Yesterday I wrote that Republicans have a reasonable argument to make that their tax cut does not tilt in favor of the rich, but that it’s going too far to say that it tilts toward the middle class. Veronique de Rugy and Chris Edwards both take issue with my post. (Edwards thinks my post was directed at the two of them; I didn’t actually have them specifically in mind, but probably had some of their writings in the back of my head.)
They’re quite right that I used the wrong chart. This is actually two mistakes in one, since I wrote up a correction last night and then somehow failed to hit “publish” (I just did it). But using the right chart doesn’t make a material difference. Under a broad definition of the middle class (households with an income between $20,000 and $200,000), its share of the federal tax burden falls from 50.1 to 49.7 percent. Under a narrow definition (households making between $40,000 and $75,000), its share falls from 10.2 to 10 percent. This does not seem like a tilt toward the middle class worth writing about.
We do, however, have a real difference. Both de Rugy and Edwards suggest that it’s wrong to include payroll taxes as part of the taxes people pay because the bill is concerned with income taxes, not payroll taxes. It’s by excluding payroll taxes that they conclude there’s a significant tilt toward the middle class. I think this is a weird way of looking at the effect of the bill on tax burdens.
First of all, the bill actually does include a provision that is intended to offset payroll-tax liabilities. Second, the Senate considered, and rejected, an attempt to have the bill offset more payroll-tax liabilities. Third, doing tax-policy analysis this way would generate odd results.
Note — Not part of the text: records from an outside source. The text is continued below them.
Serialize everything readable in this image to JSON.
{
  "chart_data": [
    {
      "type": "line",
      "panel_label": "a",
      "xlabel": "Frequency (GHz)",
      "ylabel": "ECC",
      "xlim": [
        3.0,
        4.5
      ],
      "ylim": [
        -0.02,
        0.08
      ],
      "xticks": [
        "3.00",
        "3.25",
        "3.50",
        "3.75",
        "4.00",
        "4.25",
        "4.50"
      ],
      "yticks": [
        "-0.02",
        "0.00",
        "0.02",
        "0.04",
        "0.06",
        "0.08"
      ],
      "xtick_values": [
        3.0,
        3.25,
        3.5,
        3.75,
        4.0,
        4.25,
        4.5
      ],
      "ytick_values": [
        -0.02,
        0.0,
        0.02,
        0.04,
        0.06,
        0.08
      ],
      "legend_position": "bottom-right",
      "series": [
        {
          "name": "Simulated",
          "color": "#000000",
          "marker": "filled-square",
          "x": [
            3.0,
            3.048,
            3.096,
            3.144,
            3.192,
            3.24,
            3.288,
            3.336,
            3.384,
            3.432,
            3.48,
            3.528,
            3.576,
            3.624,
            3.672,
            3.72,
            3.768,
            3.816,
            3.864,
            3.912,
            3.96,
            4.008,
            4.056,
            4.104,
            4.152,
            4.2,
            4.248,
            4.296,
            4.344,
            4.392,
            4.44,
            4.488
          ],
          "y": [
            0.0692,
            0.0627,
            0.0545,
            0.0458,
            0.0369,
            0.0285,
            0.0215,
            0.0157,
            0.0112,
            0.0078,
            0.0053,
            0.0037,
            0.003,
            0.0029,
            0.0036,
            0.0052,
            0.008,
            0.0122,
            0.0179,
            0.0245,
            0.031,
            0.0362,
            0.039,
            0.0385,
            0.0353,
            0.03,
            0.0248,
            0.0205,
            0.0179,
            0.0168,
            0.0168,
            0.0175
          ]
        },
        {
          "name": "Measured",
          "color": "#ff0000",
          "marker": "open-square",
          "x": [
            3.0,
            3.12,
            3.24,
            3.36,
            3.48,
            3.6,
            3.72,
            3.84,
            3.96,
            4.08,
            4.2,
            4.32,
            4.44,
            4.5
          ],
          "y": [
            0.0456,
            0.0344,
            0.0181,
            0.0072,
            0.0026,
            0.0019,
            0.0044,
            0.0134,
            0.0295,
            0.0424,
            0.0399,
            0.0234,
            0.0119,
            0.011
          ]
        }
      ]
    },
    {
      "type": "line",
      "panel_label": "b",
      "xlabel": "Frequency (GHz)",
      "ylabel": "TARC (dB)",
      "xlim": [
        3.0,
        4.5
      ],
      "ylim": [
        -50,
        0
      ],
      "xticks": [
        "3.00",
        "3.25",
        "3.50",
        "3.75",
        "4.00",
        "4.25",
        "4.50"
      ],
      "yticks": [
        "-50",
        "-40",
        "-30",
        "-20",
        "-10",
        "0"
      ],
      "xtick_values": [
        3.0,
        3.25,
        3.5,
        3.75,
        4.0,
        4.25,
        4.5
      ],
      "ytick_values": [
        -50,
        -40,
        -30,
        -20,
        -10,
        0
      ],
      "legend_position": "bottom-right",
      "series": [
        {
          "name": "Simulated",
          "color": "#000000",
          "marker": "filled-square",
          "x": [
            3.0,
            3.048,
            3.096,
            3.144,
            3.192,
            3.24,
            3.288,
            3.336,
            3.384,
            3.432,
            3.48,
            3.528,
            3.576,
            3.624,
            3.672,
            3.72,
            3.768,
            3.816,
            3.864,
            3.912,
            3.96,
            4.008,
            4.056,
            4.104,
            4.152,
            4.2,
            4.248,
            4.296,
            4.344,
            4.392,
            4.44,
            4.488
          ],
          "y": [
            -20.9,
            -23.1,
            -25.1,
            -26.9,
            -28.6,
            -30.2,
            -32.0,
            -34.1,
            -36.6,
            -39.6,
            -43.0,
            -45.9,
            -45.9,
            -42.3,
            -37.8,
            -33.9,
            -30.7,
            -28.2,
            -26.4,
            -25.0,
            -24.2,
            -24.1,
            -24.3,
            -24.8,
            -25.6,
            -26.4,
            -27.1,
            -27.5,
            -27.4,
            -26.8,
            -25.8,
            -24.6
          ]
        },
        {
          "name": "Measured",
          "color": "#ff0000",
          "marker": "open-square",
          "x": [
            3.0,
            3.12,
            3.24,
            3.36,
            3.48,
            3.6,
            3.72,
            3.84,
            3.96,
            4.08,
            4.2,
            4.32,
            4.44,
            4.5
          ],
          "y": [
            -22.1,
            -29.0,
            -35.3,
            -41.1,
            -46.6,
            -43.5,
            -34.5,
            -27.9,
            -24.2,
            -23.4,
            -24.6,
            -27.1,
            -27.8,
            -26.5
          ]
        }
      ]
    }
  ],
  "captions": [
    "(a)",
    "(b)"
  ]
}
So, for example, consider a bill that does nothing but eliminate the estate tax. Everybody understands that the direct benefits of this bill would accrue to inheritors of large estates. Everybody understands that repeal of the estate tax would cause the middle class to pay a slightly larger share of the tax burden. Using the de Rugy/Edwards methodology–as Edwards uses it in this post–we would have to deny this obvious truth. We’d have to say, No, no, you can’t look at the total federal tax burden, because the bill concerns only the estate tax. And it repeals the estate tax equally for everyone. It’s an across-the-board tax cut!
I’d be for repealing the estate tax, but I wouldn’t jump through hoops to pretend that the distributional consequences are other than what they are. Republicans chose to cut taxes in a way that leaves the distribution of the total federal tax burden between middle-income and high-income households largely unchanged. It’s a defensible choice. It’s also the best way to describe what they did.